Voilà une entreprise qui se réjouit de la hausse des matières premières ! Derichebourg, spécialiste du recyclage des déchets industriels et ménagers, a publié vendredi des résultats en forte hausse au premier semestre de son exercice 2010-2011.Son chiffre chiffre d’affaires a ainsi progressé de 35% à 1,9 milliard d’euros, le résultat d’exploitation de 57% à 140 millions et le bénéfice de 623% à 48 millions d’euros.
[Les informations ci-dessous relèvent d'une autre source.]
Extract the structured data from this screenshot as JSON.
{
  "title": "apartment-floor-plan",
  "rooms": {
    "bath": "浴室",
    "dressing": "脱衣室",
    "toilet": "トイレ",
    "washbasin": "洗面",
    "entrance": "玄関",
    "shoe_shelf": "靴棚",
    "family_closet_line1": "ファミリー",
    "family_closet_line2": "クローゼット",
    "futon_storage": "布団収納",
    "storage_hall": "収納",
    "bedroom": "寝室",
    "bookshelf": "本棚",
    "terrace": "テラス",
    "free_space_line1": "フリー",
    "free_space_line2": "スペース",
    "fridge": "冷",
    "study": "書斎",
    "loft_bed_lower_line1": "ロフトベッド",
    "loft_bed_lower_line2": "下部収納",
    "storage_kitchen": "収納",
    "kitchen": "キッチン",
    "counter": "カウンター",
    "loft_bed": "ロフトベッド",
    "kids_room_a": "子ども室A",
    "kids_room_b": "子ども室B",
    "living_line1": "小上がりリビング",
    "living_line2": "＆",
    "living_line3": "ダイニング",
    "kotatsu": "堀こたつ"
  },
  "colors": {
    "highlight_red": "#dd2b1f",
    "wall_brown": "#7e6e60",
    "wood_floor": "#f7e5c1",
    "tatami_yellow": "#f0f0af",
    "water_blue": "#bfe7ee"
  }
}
Ce dernier a toutefois bénéficié d’un effet fiscal favorable.
Quoi qu’il en soit, le groupe affiche son optimisme au vu de la conjoncture qui soutient la demande de « services à l’environnement ». «Les prix des matières premières demeurent à des niveaux élevés. Aux données physiques largement prépondérantes dans la formation de leurs prix, s’ajoute un intérêt financier supplémentaire issu de la poursuite du développement des métaux comme classe d’actifs financiers (création d’ETF)…A la demande de matières premières, s’ajoute la demande de recyclage des différents biens et produits de consommation arrivés en fin de vie, à laquelle le groupe répond très largement avec plus de la moitié des D3E recyclés(déchets électroménagers, électroniques, électriques)», souligne-t-il dans un communiqué.
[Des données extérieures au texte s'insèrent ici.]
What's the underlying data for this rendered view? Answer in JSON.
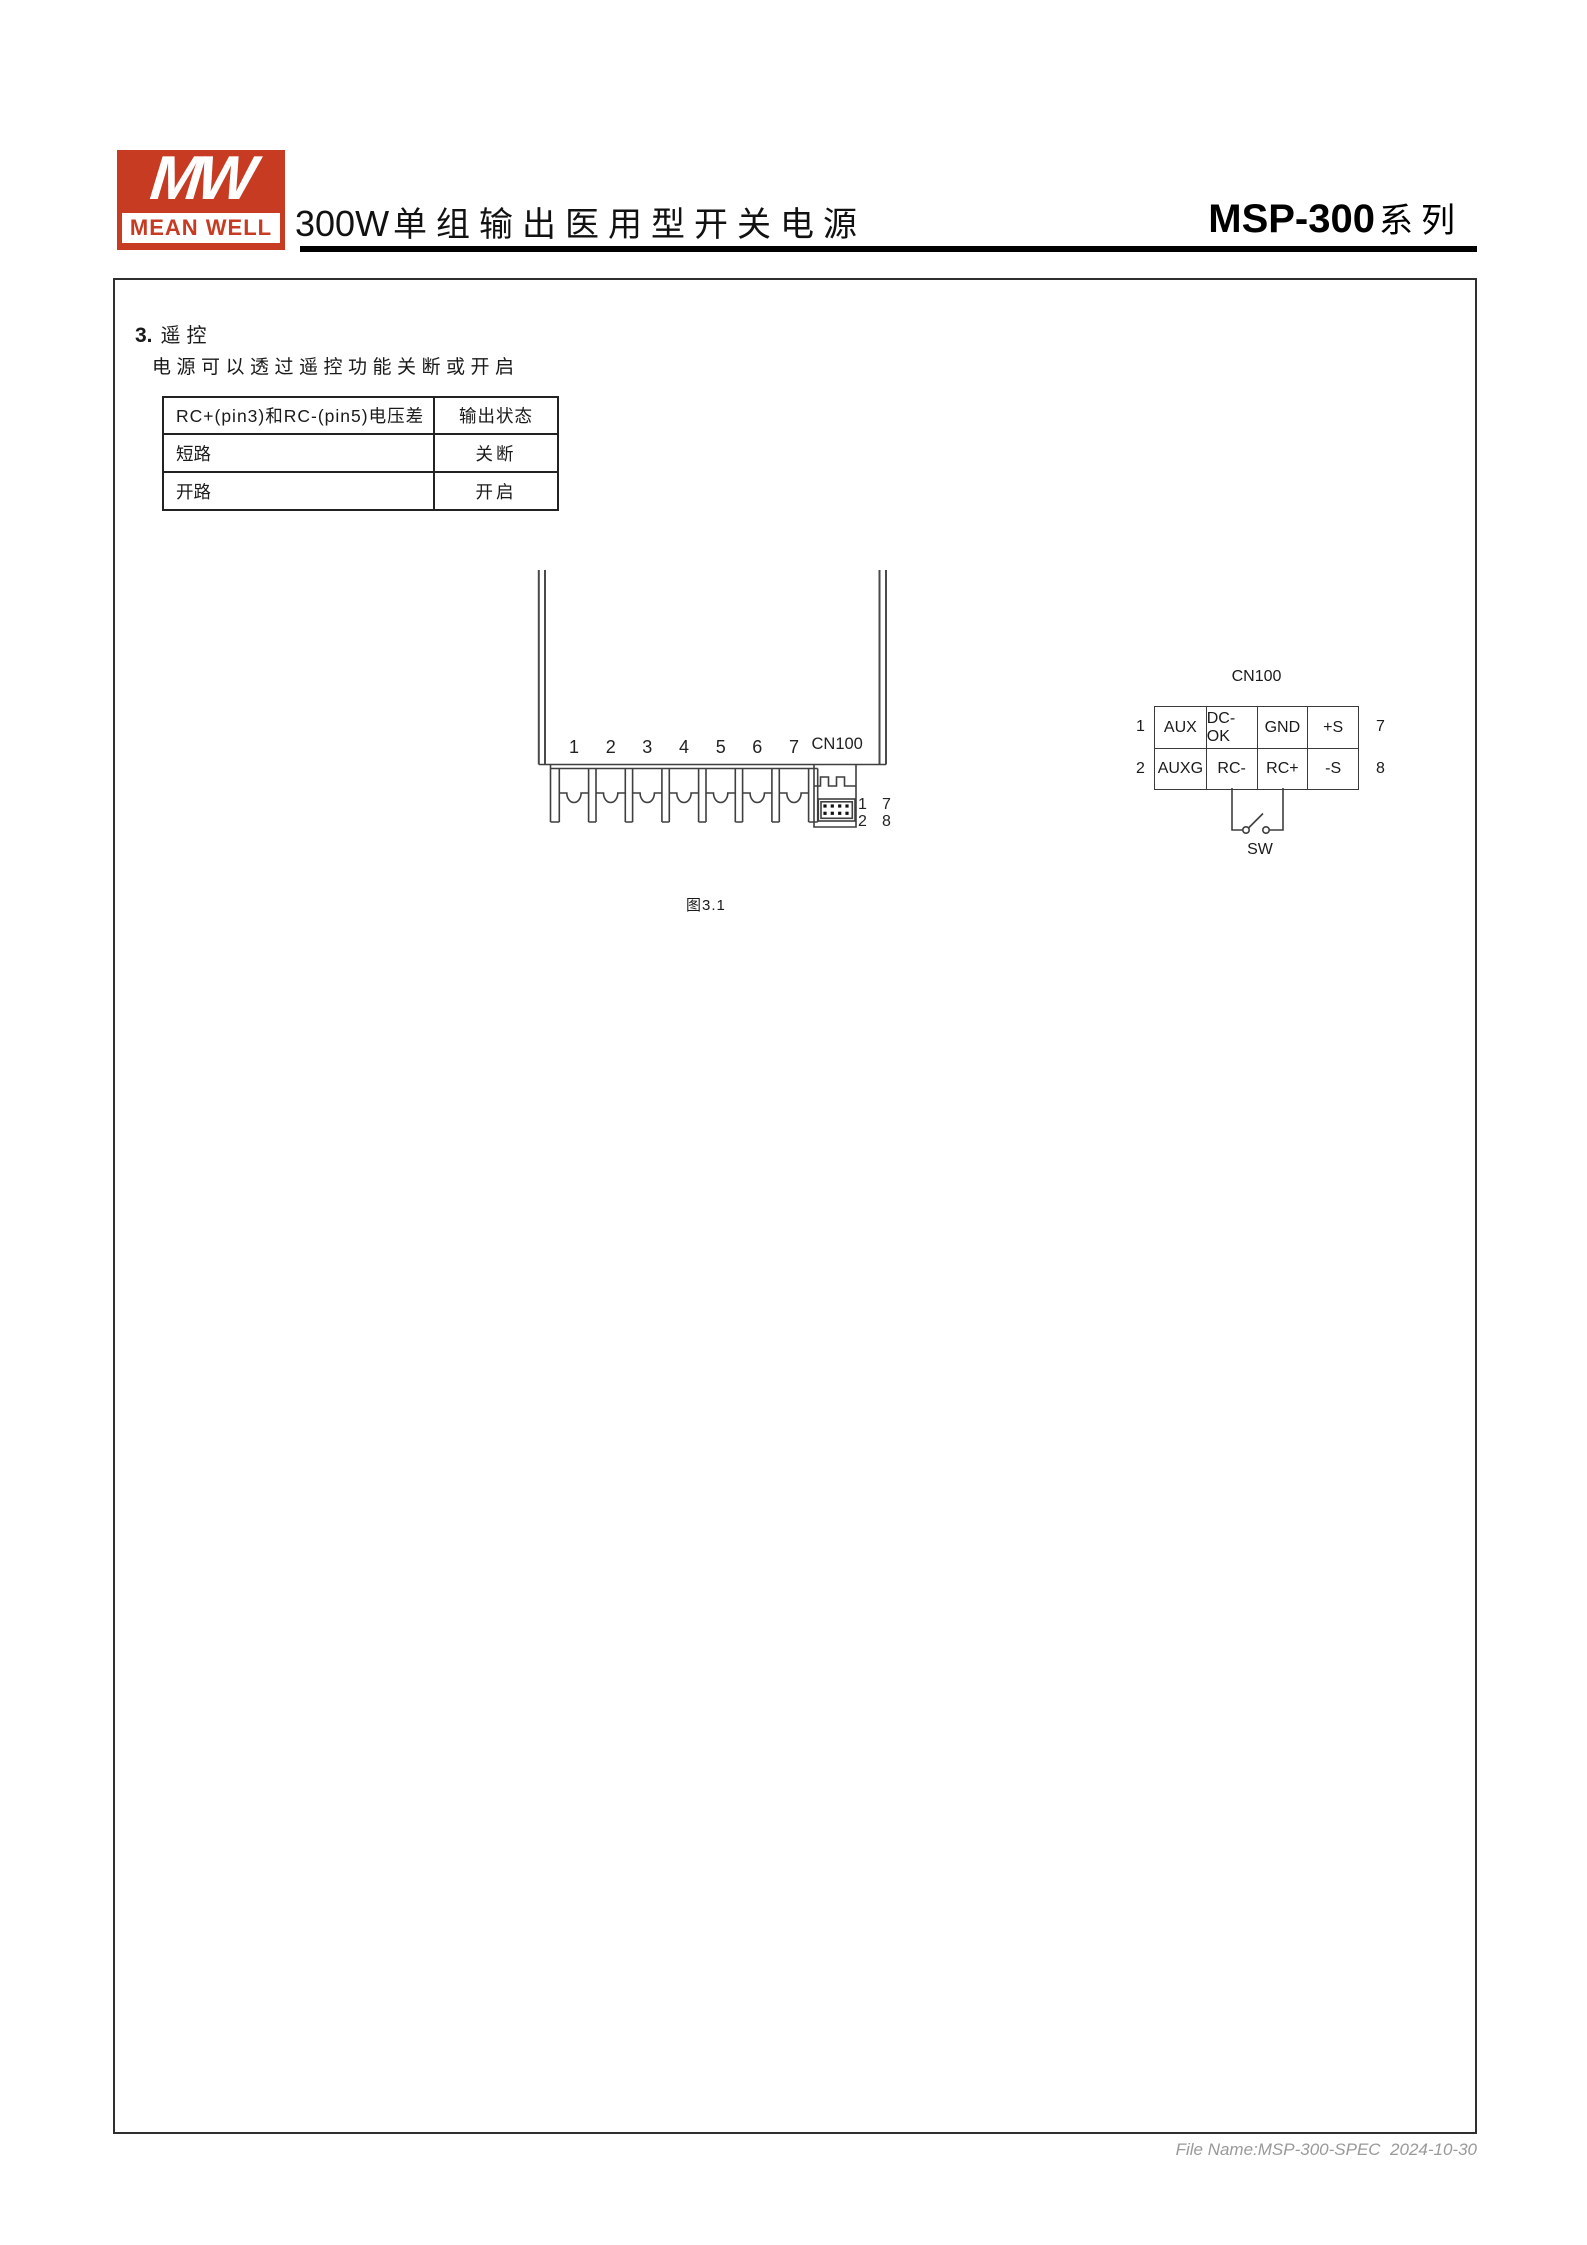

En revanche, l’activité aéronautique (services aéroportuaires) a vu exceptionnellement sa performance décliner sur le premier semestre écoulé, du fait d’un décalage entre l’arrêt de certains programmes d’assemblage et la reprise des nouveaux. Le groupe prévoit un redressement du résultat opérationnel courant se de cette branche au cours du second semestre compte tenu de la saisonnalité des activités (traditionnellement meilleures au second semestre) et du portefeuille de commandes.
Vers 10h20, le titre avance de 4,37% à la Bourse de Paris, sur un marché en hausse de 1,53%.